A few weeks before the 64th edition of the Grammy Awards and the Russian invasion of Ukraine, Tanu Muino talked with GQ about its growth Ukrainethe country’s creative community and their meteoric rise to the top of pop.
How would you describe the Ukrainian creative industry?
I think that Ukraine, in the last 10 years, has become super independent. If you want to start something, like a business, it’s very easy. In Europe, in America, it is very difficult to start, but there it is very simple. Everyone supports you, and you can ask questions here and there. To the people there, not just your friends, you can say, “Can you do this for me?” and they really will. So it’s very easy to start anything you want; they support you, and there is a kind of freedom.
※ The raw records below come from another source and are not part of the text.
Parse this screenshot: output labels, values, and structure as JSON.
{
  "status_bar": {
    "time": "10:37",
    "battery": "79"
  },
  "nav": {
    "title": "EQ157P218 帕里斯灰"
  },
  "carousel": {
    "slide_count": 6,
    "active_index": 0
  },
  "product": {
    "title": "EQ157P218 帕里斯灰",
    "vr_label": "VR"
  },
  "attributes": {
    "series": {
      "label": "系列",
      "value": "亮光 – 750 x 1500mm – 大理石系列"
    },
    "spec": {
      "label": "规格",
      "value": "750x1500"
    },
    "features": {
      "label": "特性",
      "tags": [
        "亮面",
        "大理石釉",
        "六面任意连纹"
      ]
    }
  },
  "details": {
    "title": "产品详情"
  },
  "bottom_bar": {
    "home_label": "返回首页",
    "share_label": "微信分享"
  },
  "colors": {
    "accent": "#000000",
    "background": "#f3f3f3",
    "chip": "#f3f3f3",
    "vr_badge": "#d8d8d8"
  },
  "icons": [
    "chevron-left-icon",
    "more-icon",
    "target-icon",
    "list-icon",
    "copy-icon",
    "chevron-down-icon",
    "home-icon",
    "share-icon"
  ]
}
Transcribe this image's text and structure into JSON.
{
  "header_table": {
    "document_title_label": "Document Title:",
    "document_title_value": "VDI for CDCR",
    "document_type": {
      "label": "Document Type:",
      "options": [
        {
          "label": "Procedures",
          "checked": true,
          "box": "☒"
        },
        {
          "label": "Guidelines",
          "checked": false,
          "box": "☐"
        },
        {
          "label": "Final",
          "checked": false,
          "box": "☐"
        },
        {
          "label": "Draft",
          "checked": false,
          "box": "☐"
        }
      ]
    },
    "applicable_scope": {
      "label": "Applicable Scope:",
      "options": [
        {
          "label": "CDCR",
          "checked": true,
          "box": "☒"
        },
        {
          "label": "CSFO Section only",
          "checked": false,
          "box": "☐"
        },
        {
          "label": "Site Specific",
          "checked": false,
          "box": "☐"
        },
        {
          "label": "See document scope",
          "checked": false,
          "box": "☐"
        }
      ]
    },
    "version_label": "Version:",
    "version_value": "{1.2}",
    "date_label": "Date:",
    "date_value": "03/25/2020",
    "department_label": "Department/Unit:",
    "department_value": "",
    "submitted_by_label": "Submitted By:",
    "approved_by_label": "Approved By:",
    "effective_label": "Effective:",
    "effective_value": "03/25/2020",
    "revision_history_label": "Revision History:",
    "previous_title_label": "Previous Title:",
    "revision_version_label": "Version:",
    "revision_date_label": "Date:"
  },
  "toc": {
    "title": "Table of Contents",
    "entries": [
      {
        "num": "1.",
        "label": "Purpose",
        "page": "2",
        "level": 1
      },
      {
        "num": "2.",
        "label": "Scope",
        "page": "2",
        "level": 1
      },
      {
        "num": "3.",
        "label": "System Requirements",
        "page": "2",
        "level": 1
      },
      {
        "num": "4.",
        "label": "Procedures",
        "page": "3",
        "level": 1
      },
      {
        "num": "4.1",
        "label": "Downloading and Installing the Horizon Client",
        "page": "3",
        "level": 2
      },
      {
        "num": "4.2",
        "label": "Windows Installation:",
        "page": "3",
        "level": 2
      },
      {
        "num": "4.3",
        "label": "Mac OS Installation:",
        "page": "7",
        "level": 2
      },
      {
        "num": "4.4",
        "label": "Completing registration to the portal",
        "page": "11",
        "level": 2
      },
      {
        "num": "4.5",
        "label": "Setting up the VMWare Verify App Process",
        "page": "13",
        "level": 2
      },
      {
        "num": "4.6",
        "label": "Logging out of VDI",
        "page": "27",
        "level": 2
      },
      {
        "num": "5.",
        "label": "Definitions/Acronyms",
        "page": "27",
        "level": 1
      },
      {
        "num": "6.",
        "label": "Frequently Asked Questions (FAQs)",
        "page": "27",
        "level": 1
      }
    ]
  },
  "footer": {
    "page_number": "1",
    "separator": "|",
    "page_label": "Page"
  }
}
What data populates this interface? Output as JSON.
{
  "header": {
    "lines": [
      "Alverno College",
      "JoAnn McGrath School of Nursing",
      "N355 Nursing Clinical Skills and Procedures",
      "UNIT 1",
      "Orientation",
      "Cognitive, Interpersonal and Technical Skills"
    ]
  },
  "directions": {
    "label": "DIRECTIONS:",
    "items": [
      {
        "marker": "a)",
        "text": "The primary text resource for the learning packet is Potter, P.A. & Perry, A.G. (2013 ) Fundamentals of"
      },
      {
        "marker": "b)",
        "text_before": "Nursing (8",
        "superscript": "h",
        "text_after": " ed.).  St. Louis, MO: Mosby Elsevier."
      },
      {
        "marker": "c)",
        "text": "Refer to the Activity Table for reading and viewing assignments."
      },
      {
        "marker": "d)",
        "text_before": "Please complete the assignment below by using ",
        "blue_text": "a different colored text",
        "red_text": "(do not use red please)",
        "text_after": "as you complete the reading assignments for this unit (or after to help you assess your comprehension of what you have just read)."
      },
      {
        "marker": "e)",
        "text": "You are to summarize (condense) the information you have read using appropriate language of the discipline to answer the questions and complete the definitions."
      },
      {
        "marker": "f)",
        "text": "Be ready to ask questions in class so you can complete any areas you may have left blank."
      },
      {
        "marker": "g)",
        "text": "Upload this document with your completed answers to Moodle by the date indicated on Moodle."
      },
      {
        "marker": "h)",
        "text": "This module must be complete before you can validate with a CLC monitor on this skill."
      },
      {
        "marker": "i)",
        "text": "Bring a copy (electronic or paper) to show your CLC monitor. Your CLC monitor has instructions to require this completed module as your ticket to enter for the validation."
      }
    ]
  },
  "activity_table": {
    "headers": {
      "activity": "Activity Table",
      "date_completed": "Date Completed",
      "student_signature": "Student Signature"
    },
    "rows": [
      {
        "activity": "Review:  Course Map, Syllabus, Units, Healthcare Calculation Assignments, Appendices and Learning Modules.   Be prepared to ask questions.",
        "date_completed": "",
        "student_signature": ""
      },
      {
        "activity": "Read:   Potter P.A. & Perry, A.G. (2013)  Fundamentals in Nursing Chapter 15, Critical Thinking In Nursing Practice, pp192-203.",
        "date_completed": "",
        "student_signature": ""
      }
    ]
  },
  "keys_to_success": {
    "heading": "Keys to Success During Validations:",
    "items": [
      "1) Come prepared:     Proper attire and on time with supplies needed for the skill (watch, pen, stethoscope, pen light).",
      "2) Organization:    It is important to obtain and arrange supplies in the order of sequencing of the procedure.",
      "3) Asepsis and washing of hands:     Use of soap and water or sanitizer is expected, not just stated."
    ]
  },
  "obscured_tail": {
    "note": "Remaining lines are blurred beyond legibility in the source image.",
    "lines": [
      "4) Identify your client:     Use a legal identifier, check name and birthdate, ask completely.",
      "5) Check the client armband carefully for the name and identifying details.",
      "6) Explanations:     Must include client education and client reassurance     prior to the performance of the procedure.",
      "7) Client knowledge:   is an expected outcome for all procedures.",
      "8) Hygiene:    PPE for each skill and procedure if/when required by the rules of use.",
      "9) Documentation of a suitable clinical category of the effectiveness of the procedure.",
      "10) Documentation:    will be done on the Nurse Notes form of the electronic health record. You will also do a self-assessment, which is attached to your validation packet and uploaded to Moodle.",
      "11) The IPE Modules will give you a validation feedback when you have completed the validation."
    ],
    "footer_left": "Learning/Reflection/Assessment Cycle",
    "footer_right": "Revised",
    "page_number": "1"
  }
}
In Europe, in America, it is very expensive to film. When I started doing it Ukraineit was cheaper, and you could do very good things with lower budgets.
Where you grew up?
I was born on Ukraine, but when I was six months old we moved to Cuba and I was there until I was seven years old. I think that community is also very similar. Cuba is super free; everyone opens doors for you. If a child is crying in the street, everyone looks at him. A child can focus his attention on anything and no one will stop him; no “you can’t do this or that”, just do it, know? So it was also very important. After Cuba, I grew up near Odessa (Ukraine), which is where I also went to college. It is the best place in the world.
Do you still live in Odessa now?
Yes, and that is the goal. Everybody says, “Go to Los Angeles.” No no no no. I want—and I will—to go back to Odessa.
How would you describe Odessa?
It’s close to the sea, so lots of boats come and go, and it’s a mix of different cultures. People are very funny and sarcastic, that’s what I like the most. For anything, you can come and joke about it. It is a very nice atmosphere. You have all the seasons, you have the sea, you have great food, the people too… it’s amazing, and it’s not expensive to live. It’s an incredible place.